The legislation authorizing a mechanism to restructure the Puerto Rico Electric Power Authority’sdebt was signed late last night by Governor Alejandro Garcia Padilla after being passed by the House of Representatives and Senate, according to the governor’s spokesman. A debt-reduction agreement between the agency known as Prepa and its creditors was set to expire Tuesday absent passage of the bill. The House of Representatives passed it Monday and sent it back to the Senate for final concurrence.
The legislation will allow the utility to cut its obligations in a debt exchange where bondholders accept a 15 percent loss on their securities. Savings on principal and interest payments would enable the agency to rehabilitate facilities to burn more natural gas and decrease its reliance on crude oil to produce electricity.

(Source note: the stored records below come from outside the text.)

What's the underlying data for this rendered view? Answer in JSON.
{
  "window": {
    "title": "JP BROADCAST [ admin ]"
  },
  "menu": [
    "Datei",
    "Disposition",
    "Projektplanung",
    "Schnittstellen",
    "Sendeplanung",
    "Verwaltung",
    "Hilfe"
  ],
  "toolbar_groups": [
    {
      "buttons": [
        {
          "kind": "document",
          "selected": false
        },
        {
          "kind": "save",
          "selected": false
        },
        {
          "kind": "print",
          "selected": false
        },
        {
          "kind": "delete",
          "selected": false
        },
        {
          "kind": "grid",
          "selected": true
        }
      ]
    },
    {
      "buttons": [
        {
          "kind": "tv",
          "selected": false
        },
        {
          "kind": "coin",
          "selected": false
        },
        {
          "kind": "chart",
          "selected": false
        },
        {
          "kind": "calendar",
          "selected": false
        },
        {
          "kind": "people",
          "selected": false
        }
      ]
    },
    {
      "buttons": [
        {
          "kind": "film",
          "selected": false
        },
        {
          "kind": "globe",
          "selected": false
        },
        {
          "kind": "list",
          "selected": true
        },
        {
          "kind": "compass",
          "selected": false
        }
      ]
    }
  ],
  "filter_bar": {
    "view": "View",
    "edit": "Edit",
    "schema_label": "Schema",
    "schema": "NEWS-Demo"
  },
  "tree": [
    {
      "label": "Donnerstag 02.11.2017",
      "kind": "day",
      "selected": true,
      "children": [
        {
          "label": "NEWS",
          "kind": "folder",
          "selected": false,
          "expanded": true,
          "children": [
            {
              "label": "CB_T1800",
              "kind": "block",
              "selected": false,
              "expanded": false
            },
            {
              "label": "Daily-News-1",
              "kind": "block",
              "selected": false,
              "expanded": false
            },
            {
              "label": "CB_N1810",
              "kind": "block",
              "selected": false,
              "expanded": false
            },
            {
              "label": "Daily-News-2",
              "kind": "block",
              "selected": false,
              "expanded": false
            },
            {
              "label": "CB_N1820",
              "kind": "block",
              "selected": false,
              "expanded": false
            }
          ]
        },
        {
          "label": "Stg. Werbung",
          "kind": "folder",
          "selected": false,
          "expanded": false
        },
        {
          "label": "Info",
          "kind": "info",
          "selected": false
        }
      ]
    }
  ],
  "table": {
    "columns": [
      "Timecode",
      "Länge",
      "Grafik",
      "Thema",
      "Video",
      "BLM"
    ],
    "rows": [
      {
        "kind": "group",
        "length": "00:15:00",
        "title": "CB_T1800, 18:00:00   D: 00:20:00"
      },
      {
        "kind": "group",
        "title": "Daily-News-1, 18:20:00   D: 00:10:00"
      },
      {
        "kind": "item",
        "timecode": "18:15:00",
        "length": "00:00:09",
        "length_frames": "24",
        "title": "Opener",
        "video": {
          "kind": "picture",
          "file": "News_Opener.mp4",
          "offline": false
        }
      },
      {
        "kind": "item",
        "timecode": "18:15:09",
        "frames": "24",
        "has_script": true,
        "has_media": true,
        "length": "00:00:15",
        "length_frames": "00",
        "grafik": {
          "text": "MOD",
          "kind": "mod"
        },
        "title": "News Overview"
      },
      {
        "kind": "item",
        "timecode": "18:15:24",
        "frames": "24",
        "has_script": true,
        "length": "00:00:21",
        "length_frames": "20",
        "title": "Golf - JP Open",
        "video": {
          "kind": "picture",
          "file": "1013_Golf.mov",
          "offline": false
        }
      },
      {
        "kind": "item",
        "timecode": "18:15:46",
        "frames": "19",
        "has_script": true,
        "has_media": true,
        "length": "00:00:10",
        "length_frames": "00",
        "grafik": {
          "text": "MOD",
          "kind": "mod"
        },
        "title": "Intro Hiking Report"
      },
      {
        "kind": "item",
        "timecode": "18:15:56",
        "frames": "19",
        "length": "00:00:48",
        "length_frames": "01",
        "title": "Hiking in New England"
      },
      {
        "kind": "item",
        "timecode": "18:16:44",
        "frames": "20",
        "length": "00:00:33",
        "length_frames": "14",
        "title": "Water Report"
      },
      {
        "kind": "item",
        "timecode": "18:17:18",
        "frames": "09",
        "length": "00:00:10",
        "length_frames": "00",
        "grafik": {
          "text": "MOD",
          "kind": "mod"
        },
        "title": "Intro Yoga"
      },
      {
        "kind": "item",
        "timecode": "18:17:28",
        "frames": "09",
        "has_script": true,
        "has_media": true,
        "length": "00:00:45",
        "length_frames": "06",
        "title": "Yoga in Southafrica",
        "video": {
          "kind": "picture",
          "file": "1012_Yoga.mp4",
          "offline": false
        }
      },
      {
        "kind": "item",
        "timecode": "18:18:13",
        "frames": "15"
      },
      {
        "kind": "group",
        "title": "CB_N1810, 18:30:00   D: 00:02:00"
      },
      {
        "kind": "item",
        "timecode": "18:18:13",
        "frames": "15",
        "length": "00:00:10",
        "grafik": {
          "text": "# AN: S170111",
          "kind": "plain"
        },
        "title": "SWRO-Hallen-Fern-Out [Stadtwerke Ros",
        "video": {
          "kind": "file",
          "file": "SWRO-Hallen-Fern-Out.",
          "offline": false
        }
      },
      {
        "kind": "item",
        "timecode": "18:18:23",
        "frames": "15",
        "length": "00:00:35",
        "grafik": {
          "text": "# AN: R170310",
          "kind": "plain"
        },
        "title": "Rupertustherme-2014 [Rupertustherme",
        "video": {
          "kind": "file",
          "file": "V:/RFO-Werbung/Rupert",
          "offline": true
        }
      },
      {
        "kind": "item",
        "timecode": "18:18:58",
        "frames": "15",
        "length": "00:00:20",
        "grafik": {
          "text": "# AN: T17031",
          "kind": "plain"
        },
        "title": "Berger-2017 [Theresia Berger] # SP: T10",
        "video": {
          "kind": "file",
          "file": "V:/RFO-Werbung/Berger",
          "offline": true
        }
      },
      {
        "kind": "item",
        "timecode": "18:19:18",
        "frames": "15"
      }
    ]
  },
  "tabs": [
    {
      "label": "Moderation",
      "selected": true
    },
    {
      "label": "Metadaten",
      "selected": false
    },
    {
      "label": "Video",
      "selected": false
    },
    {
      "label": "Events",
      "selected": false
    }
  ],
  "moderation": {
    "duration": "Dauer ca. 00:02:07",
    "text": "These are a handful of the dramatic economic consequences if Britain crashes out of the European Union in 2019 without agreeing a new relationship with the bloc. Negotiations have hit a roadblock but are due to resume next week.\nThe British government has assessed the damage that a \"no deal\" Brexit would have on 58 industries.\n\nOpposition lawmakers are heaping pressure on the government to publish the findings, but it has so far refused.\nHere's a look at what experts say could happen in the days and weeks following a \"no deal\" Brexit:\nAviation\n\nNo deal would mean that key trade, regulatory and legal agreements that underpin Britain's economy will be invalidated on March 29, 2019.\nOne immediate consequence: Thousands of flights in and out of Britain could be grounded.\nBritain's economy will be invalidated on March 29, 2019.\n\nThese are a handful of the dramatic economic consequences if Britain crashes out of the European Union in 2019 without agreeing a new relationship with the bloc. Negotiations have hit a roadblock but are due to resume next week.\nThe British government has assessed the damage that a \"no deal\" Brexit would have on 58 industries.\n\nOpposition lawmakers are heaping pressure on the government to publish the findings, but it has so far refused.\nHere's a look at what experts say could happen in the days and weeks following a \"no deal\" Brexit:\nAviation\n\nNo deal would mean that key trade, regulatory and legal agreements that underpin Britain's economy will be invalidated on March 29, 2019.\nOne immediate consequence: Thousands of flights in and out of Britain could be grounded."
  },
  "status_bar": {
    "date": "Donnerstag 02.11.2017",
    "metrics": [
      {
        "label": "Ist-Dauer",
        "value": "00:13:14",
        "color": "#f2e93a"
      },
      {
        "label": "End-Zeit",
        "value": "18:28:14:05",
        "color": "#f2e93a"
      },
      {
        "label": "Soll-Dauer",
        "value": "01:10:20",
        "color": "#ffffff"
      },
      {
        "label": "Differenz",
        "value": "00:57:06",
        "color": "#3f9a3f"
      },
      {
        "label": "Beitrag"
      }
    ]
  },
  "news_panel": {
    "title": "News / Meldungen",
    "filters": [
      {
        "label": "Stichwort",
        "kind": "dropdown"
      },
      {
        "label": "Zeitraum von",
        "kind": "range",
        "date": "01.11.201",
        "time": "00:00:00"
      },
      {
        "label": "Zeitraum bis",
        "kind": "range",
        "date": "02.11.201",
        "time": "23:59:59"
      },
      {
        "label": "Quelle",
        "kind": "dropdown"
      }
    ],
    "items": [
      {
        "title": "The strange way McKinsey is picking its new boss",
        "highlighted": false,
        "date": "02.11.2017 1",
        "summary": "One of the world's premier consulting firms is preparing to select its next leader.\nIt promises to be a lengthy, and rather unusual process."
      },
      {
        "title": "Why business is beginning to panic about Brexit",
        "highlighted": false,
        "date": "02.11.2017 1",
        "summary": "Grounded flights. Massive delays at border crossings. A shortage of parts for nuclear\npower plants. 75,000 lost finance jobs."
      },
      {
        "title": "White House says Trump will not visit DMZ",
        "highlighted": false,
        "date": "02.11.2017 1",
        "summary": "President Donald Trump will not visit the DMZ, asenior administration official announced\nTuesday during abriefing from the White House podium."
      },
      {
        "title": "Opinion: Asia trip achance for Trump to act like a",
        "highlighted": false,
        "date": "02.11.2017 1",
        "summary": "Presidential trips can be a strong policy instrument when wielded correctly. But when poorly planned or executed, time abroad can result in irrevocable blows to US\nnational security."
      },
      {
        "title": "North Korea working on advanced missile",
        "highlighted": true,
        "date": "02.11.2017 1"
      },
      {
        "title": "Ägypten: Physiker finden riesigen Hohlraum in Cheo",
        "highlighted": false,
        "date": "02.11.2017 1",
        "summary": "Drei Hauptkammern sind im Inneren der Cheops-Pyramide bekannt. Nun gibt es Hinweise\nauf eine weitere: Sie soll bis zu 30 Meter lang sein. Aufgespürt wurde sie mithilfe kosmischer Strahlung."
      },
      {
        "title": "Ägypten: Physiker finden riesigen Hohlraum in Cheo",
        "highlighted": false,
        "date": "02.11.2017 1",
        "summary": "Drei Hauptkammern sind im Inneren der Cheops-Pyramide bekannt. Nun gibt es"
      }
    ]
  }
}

Without a restructuring, Prepa is unable to pay creditor bills due July 1, Lisa Donahue, the utility’s chief restructuring officer, told a U.S. House Natural Resources Committee last month.
Separately, Puerto Rico released a draft version of its financial statements for 2014 that showed a net deficit of $49.2 billion. The audited financial statements for fiscal 2014 won’t be ready until at least the end of March. U.S. Congressional leaders have been critical of the lack of current financial information while Puerto Rico sought access to bankruptcy.
(An earlier version of this story was corrected to remove a reference to the Senate being adjourned.)